Finding public servants of the caliber of Paul is difficult in our society. Paul was one of the rare breed that understood the importance of opening and maintaining dialogue on all issues whether they were controversial or not, the importance of ‘informed consent,’ and the art of consensus-building, if not compromise.
We have had the privilege of knowing Paul for most of two decades, and even though politically we are often worlds apart, I have great respect and admiration for this Vanderbilt-educated renaissance of a fellow.
There are those who would say Paul is progressive and liberal; just as there are those who would say I am conservative and a libertarian. I have never much cared for labels rather I prefer Paul’s approach to being a public servant. He is a gentleman who is willing to have an open, honest and spirited conversation about any subject and that my friends can lead to better decision-making on a diversity of issues.
Being a public figure especially one that is in an elected office in any community is not an enviable position. I know that personally because I was a public servant at the executive federal level for almost 20-years. As Paul, and others find out you no longer have much of a private life once you engage in public service; if you have the pathological need to be liked by everyone you also have no business being in public service.
Much like Paul, I set about trying to help government and its elected and employed officials better understand different constituent viewpoints. I sought and developed processes to gather as much data and information as possible so that we could make better decisions especially on those issues that directly affected the people that we served.
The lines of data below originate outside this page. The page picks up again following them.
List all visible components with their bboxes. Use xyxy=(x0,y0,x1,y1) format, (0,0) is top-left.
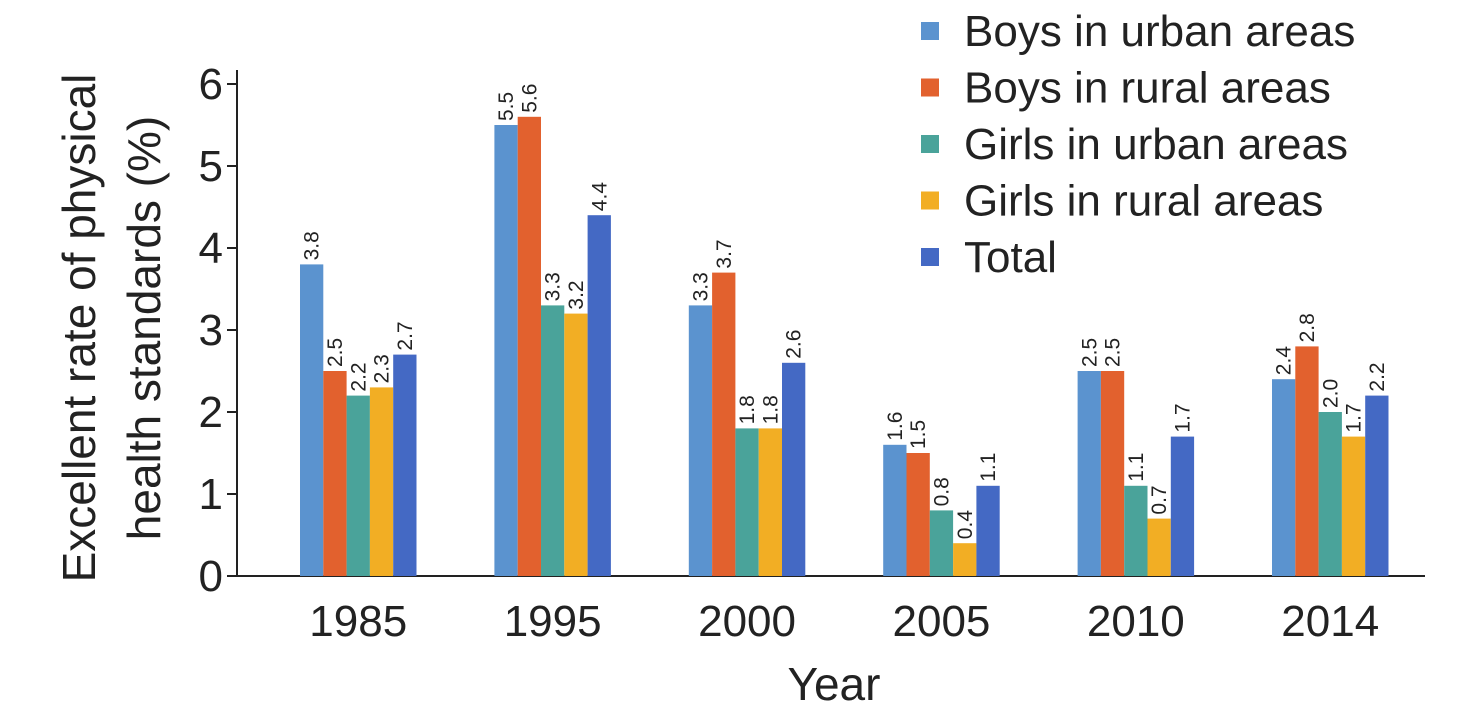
bar xyxy=(1318,412,1342,576)
data-label: 1.8 xyxy=(736,395,759,424)
data-label: 0.7 xyxy=(1148,485,1171,514)
y-tick-label: 4 xyxy=(199,224,223,273)
legend-label: Girls in urban areas xyxy=(964,120,1348,169)
bar xyxy=(782,362,806,576)
bar xyxy=(976,485,1000,576)
data-label: 2.7 xyxy=(394,321,417,350)
data-label: 2.4 xyxy=(1273,346,1296,376)
bar xyxy=(517,116,541,577)
y-tick-label: 1 xyxy=(199,470,223,519)
bar xyxy=(564,313,588,576)
bar xyxy=(1295,346,1319,576)
x-tick-label: 1995 xyxy=(504,597,602,646)
bar xyxy=(393,354,417,576)
data-label: 2.5 xyxy=(1102,338,1125,367)
data-label: 1.1 xyxy=(1125,453,1148,482)
bar xyxy=(541,305,565,576)
bar xyxy=(300,264,324,576)
data-label: 2.0 xyxy=(1319,379,1342,408)
data-label: 3.7 xyxy=(713,239,736,268)
bar xyxy=(929,510,954,576)
data-label: 3.2 xyxy=(565,280,588,309)
bar xyxy=(369,387,394,576)
data-label: 1.8 xyxy=(759,395,782,424)
bar xyxy=(1100,371,1125,576)
bar xyxy=(1341,436,1366,576)
data-label: 1.5 xyxy=(907,420,930,449)
bar xyxy=(323,371,347,576)
bar xyxy=(688,305,713,576)
x-axis-title: Year xyxy=(788,658,881,710)
data-label: 5.5 xyxy=(495,92,518,121)
legend-label: Girls in rural areas xyxy=(964,177,1323,226)
bar xyxy=(346,395,370,576)
legend-swatch xyxy=(921,22,939,40)
y-tick-label: 6 xyxy=(199,60,223,109)
legend-swatch xyxy=(921,248,939,266)
y-axis-title-line-1: Excellent rate of physical xyxy=(53,74,105,583)
data-label: 1.1 xyxy=(977,453,1000,482)
x-tick-label: 2000 xyxy=(698,597,796,646)
bar xyxy=(953,543,977,576)
bar xyxy=(758,428,782,576)
data-label: 2.2 xyxy=(1366,362,1389,391)
bar xyxy=(1365,395,1389,576)
x-tick-label: 2014 xyxy=(1281,597,1379,646)
y-tick-label: 3 xyxy=(199,306,223,355)
data-label: 4.4 xyxy=(588,182,611,212)
bar xyxy=(1272,379,1296,576)
legend-swatch xyxy=(921,191,939,210)
bar xyxy=(1124,485,1148,576)
data-label: 1.7 xyxy=(1171,403,1194,432)
y-tick-label: 2 xyxy=(199,388,223,437)
y-tick-label: 0 xyxy=(199,552,223,601)
y-axis-title: Excellent rate of physical health standa… xyxy=(53,74,170,583)
data-label: 1.7 xyxy=(1343,403,1366,432)
data-label: 0.8 xyxy=(930,477,953,506)
y-tick-label: 5 xyxy=(199,142,223,191)
data-label: 3.3 xyxy=(542,272,565,301)
x-tick-label: 1985 xyxy=(309,597,407,646)
bar xyxy=(735,428,759,576)
bar xyxy=(1170,436,1195,576)
bar xyxy=(587,215,611,576)
y-axis-title-line-2: health standards (%) xyxy=(118,116,170,540)
data-label: 5.6 xyxy=(518,84,541,113)
data-label: 2.3 xyxy=(371,354,394,383)
data-label: 1.6 xyxy=(884,412,907,441)
bar xyxy=(712,272,736,576)
bar xyxy=(906,453,930,576)
x-tick-label: 2005 xyxy=(893,597,991,646)
data-label: 3.3 xyxy=(689,272,712,301)
legend-swatch xyxy=(921,135,939,153)
bar xyxy=(883,444,907,576)
legend-swatch xyxy=(921,78,939,97)
x-tick-label: 2010 xyxy=(1087,597,1185,646)
legend-label: Total xyxy=(964,233,1057,282)
data-label: 2.5 xyxy=(1078,338,1101,367)
data-label: 2.5 xyxy=(324,338,347,367)
data-label: 2.8 xyxy=(1296,313,1319,342)
bar xyxy=(1077,371,1101,576)
legend-label: Boys in urban areas xyxy=(964,7,1355,56)
bar xyxy=(1147,518,1171,576)
data-label: 2.2 xyxy=(347,362,370,391)
legend-label: Boys in rural areas xyxy=(964,64,1331,113)
data-label: 0.4 xyxy=(954,510,977,540)
data-label: 2.6 xyxy=(783,330,806,359)
data-label: 3.8 xyxy=(301,231,324,260)
bar xyxy=(494,125,518,576)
I understood and yet became very frustrated with the many different internal and external political agendas and that eventually wore me down and I voluntarily left for the private sector where I have been now almost 22-years.
However, then and now as a practicing informed-consent professional I went about as did Paul the often arduous task of opening and sustaining dialogue, building coalitions and seeking to understand all sides of an issue before presenting alternative solutions and certainly before making a decision.
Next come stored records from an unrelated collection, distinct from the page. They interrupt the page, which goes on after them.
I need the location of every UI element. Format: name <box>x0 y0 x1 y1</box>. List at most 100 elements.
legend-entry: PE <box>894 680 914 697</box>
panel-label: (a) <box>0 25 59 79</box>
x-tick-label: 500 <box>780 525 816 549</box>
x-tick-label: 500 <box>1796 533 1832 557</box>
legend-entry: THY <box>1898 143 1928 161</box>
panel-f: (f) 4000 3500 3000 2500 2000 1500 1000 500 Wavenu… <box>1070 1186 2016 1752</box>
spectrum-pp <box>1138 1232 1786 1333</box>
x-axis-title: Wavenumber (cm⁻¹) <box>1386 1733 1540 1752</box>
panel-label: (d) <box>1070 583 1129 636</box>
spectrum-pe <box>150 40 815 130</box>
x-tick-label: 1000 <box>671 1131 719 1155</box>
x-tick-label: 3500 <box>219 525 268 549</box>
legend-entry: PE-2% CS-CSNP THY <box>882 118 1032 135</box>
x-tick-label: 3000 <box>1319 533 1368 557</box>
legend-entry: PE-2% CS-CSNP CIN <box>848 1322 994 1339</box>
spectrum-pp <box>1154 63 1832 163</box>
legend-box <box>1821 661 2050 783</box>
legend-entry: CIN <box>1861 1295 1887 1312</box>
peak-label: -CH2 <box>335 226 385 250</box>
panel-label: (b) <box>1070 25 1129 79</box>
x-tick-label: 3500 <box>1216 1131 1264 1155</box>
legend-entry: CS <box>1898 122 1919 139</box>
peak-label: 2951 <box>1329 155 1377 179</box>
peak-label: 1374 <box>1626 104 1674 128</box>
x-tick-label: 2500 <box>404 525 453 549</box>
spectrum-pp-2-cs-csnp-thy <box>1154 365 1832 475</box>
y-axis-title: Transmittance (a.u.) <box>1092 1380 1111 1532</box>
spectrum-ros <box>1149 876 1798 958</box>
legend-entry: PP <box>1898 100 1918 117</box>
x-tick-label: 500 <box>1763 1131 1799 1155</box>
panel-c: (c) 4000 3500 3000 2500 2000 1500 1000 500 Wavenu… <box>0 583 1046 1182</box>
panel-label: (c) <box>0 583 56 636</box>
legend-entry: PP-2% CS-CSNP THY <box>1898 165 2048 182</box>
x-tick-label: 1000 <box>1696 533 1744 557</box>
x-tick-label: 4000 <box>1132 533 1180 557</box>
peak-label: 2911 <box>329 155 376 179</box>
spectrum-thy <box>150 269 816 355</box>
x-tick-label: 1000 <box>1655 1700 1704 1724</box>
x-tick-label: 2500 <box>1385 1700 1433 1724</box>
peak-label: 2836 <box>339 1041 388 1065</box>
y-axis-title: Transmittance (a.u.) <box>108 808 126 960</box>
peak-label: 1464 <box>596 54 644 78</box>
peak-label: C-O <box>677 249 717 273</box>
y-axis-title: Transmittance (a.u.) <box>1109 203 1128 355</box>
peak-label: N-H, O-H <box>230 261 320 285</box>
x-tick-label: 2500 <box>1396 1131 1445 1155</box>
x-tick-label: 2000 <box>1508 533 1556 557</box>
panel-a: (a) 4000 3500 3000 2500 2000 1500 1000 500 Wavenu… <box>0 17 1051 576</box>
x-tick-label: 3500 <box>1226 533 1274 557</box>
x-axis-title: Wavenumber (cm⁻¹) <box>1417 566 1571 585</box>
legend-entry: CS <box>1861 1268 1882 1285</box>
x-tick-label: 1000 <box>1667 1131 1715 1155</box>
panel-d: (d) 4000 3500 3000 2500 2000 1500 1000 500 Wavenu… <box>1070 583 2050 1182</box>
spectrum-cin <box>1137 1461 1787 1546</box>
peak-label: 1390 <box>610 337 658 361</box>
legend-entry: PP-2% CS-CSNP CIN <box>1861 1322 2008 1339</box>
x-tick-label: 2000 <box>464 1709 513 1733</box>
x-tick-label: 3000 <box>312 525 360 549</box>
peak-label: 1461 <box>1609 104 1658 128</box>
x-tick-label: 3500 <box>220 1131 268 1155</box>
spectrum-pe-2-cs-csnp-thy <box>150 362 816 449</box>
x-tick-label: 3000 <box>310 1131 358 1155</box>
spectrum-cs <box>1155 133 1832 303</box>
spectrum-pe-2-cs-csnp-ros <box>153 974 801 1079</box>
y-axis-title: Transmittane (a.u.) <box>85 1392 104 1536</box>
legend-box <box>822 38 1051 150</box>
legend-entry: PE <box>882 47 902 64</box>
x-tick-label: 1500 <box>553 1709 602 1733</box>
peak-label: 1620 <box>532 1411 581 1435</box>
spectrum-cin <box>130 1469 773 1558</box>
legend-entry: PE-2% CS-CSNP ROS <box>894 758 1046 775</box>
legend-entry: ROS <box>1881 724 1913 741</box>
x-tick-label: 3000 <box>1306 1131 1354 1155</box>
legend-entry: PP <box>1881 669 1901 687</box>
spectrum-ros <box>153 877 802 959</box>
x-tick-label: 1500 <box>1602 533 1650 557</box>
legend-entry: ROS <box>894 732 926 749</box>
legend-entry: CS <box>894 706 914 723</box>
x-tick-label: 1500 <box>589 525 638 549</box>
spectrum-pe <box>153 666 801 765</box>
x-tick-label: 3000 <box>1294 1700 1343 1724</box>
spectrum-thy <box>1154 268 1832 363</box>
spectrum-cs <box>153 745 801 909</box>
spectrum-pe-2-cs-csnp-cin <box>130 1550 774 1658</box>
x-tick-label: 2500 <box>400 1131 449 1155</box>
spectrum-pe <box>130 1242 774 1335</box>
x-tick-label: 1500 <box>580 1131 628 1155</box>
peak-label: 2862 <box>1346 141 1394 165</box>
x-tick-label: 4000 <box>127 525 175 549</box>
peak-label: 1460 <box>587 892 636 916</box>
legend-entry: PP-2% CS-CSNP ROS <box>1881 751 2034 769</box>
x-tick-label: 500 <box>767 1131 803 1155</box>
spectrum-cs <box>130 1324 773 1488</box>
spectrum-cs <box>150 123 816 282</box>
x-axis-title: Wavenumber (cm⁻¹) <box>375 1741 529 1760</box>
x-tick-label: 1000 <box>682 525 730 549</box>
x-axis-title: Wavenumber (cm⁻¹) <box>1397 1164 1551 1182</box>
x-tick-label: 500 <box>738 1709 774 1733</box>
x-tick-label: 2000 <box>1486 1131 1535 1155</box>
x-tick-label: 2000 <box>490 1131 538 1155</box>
I found however even after such well-meaning efforts that many decisions were not made in the best interest of the community rather decisions were made as to what was in the best interest of the agency, or the ranking politicos at the time.
Paul brought to the Tybee city council an even-tempered, diplomatic and inquiring approach to consideration of issues when at times others simply tested the limits of patience. There is nothing new or even unique about follies in locally elected bodies, it is what it is and it always shall be. All politics are local, Tip O’Neil reminded us and so that is the way life is whether at Tybee Island or the heart of New York City.
What was refreshing about Paul was to see more reasoned, deliberate, ethical and thoughtful approaches to the workings of a local government and for that all taxpayers on Tybee Island can be thankful.
I believe Paul has much to be proud of in the service he provided during his tenure and the model of reasoned approach that he chose to follow is one that the current city council would be wise to adopt.
I have come to believe in my maturity that it is people like Paul that help us all see different visions and paths to solutions to the often controversial and thorny problems we face. I came to understand that even when Paul’s opinions varied greatly from my own, that he actively listened and integrated divergent viewpoints into his thinking and that is rare in the partisan world in which we live.
Whatever Paul does next he will do it with energy, compassion, and passion and he will continue to be a contributor to the wacky little island.
Like many of us who have been in the arena many times before, it is best that we tried to advance thinking and action rather than to sit idly on the sidelines. So, I advise my “brother of another mother” to not take the political winds of fortune personally.
Sometimes, as my partner has said, it seems the society in which we live and work is conspiring against good-willed people and their well-intentioned ways and that even those who work on our behalf sometimes don’t seem to do us the favor they intend.
Perhaps, more so than anyone Mark Twain sums up Paul Wolff when he wrote, “An honest man in politics shines more there than he would elsewhere.”